Dan Sarto: You say you tried not to think about the pressure. But as the film’s director, people are looking to you for all sorts of things. How did you handle the fact that “I’m the go to person – all paths lead through me?”
Dan Scanlon: Again, I think focusing on the story at least made me feel like …
Dan Sarto: You were comfortable there…
Dan Scanlon: Yeah I’m comfortable there. If there’s only one place to be comfortable that’s where you want to be comfortable. Everything else can be answered by the story. You don’t have to know everything about lighting, you don’t have to know everything about character design or even animation.

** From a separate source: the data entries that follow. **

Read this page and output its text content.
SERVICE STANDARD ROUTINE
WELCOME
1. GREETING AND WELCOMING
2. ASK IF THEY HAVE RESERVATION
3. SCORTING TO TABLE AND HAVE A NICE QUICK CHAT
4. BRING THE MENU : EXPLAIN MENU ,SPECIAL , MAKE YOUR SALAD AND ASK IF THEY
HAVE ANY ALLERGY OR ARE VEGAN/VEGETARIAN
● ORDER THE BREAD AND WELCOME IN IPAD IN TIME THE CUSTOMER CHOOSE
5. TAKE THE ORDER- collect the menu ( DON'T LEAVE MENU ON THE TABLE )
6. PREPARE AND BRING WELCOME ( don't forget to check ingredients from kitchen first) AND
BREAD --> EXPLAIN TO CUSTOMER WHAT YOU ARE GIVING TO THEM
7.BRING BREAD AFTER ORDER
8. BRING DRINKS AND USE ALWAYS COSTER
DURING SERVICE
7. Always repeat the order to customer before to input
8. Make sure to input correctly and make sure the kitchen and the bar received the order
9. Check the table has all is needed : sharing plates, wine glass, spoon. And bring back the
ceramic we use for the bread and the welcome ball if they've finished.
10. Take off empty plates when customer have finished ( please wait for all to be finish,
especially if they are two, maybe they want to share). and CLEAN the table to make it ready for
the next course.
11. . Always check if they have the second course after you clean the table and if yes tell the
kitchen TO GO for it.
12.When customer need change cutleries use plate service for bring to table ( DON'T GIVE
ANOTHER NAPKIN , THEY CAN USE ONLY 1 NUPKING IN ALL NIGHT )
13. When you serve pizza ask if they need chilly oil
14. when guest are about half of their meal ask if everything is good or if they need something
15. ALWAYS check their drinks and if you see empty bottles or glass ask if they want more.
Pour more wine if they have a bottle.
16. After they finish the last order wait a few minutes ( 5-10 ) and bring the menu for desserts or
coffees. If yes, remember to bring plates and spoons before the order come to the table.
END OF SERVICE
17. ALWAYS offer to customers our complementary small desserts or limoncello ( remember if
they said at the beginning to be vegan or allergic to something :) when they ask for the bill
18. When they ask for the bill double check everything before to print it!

As long as you understand the story you can always look to a much smarter person in the room who is your lead and say, “I just need this moment to convey empathy or sadness or be funny or whatever. This character needs to go from trusting this character to not trusting this character. Help me get there using what you know.” You do that in every department. I remember saying to my wife once, “Boy, sometimes it feels like I’m just telling different people the same thing over and over again.” But that’s exactly what I should be doing. If I’m doing something other than that then I’m doing it wrong. The thing you tell the actor about that scene should be the same thing you tell the animator and the lighter.